The upper mandible, which was found almost entire, is very remarkable for a series of false alveoles, reminding one of the atrophied alveoles of reptiles, and which probably corresponded, not with true teeth, but with thickenings of the horn of the bill. The bill also, toward its anterior third, seems to have represented a real tooth, but a tooth of a bony nature and of continuous substance with the bill itself. This mode of dentition had been previously observed by Richard Owen in the Odontopteryx toliapica.

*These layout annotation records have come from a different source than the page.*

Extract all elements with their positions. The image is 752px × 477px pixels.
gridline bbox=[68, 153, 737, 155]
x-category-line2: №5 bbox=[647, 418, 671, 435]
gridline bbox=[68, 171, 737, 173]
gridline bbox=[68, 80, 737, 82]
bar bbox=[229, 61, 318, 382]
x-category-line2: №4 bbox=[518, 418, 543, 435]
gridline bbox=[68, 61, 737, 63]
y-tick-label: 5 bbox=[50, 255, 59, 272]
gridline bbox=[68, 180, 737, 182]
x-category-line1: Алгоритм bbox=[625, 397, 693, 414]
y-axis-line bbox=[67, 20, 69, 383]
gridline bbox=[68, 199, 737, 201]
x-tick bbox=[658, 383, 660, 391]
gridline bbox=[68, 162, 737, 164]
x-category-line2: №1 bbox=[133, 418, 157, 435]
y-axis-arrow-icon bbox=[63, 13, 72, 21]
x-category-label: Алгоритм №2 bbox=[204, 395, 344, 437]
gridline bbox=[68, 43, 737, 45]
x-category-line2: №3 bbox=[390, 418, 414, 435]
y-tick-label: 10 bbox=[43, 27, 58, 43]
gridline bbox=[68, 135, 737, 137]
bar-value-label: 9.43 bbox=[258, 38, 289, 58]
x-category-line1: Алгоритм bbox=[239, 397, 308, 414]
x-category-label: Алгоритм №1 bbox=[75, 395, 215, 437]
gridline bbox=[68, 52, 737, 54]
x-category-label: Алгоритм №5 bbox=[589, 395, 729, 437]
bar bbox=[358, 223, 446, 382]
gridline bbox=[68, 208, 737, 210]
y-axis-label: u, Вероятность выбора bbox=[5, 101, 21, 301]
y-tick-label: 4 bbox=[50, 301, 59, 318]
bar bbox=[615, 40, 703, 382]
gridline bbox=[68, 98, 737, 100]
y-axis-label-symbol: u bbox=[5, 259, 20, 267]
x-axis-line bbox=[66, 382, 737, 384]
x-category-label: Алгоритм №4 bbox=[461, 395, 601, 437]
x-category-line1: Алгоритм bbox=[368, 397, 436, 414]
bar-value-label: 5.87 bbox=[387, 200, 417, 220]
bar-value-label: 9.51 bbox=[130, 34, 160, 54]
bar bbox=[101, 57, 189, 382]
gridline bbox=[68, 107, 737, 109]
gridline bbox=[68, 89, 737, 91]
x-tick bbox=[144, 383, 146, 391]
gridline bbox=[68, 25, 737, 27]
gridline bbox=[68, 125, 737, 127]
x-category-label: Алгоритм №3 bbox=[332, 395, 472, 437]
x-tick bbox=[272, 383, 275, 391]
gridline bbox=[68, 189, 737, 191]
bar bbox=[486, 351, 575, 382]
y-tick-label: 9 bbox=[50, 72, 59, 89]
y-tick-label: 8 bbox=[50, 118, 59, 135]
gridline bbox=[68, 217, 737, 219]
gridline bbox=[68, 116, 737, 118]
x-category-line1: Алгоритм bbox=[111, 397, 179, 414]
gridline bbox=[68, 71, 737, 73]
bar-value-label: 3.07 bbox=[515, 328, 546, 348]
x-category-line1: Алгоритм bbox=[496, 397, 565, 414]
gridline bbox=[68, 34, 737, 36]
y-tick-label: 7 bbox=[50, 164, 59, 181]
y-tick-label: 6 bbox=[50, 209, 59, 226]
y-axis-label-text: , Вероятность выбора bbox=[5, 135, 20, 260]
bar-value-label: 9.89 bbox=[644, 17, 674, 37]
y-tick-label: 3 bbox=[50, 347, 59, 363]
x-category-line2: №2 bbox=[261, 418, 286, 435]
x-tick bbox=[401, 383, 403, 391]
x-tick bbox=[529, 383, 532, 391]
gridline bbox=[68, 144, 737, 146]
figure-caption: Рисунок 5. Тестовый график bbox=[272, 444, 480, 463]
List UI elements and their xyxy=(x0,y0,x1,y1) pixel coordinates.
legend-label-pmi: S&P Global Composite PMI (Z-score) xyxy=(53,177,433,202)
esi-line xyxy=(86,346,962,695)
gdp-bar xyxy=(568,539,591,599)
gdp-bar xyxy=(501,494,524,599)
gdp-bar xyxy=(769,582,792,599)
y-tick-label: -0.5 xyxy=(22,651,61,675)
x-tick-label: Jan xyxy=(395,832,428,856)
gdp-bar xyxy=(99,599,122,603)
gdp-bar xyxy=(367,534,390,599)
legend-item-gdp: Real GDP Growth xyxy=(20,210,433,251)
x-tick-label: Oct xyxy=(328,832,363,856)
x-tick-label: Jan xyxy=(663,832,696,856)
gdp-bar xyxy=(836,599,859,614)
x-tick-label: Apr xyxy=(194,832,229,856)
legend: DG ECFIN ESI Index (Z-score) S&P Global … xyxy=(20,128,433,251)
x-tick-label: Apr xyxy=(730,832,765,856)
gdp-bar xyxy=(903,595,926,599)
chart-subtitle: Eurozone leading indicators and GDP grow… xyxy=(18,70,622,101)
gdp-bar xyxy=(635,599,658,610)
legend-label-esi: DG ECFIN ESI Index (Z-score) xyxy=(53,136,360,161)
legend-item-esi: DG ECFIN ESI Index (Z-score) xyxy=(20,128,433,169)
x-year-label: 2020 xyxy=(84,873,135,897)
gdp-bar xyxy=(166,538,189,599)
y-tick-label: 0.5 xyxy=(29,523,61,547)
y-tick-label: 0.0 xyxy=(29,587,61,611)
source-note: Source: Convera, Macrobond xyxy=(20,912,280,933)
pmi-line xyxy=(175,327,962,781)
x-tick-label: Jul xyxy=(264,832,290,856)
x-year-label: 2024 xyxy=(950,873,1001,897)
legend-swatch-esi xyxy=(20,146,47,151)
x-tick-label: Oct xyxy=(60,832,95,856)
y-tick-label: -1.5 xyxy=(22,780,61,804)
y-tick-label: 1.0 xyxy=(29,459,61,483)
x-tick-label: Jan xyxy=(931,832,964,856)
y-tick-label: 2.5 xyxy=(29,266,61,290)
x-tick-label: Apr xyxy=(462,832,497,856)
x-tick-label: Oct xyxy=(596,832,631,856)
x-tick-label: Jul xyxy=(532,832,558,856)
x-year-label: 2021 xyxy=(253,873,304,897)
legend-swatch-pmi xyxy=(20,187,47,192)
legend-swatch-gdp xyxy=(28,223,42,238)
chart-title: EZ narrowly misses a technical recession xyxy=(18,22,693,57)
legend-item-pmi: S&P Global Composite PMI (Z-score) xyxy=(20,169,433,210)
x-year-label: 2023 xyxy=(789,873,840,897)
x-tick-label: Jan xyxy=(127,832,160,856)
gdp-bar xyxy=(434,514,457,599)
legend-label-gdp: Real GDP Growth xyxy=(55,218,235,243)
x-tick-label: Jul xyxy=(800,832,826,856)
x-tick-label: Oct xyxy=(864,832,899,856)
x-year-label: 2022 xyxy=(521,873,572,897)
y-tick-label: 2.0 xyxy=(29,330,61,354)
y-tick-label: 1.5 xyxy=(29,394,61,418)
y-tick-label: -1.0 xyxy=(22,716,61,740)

The lower mandible is marked by its terminal extremity, which seems to have been slender, and by its hinder half presenting faintly-accentuated muscular attachments.
A part of the sternum does not permit us to say whether that portion of the skeleton had a keel. The shoulder seems to have been composed of a quite short breast-bone with a wide posterior articular surface, of a coracoid bone and of a scapulum, the group isolated and quite different from the single bone of the ostrich. The humerus is, like all the other bones of the wing, more voluminous than in the ostrich. The cubitus rather recalls the shape of that bone in ordinary birds, and bears marks indicatory of feathers. The radius was thin, the metacarpians appear to have been independent, offering a characteristic of great value, for it occurs only in two other orders. The iliac bone, very distinct, is remarkable for the sloping character of its posterior border. It is very difficult in the face of such characteristics to fix the true affinities of the gastornis. MM. Hebert, Ed. Lartet, and R. Owen, have expressed opinions on this point, and the latter is inclined to refer the fossil bird to the order of the waders, and more especially to the rails. M. Alphonse Milne-Edwards is of a different opinion, and is rather disposed, on the ground of a variety of osteological traits, to classify the gastornis with the ducks. But he is prompt to recognize that the Eocene animal offers peculiarities so different from anything shown in living nature that it is impossible to place the gastornis in any of the established natural groups. Another gastornis has been found at Reims, which Dr. Lemoine has described under the name of Gastornis minor; and the author has besides found the remains of two entirely different genera of birds.—Translated from La Nature.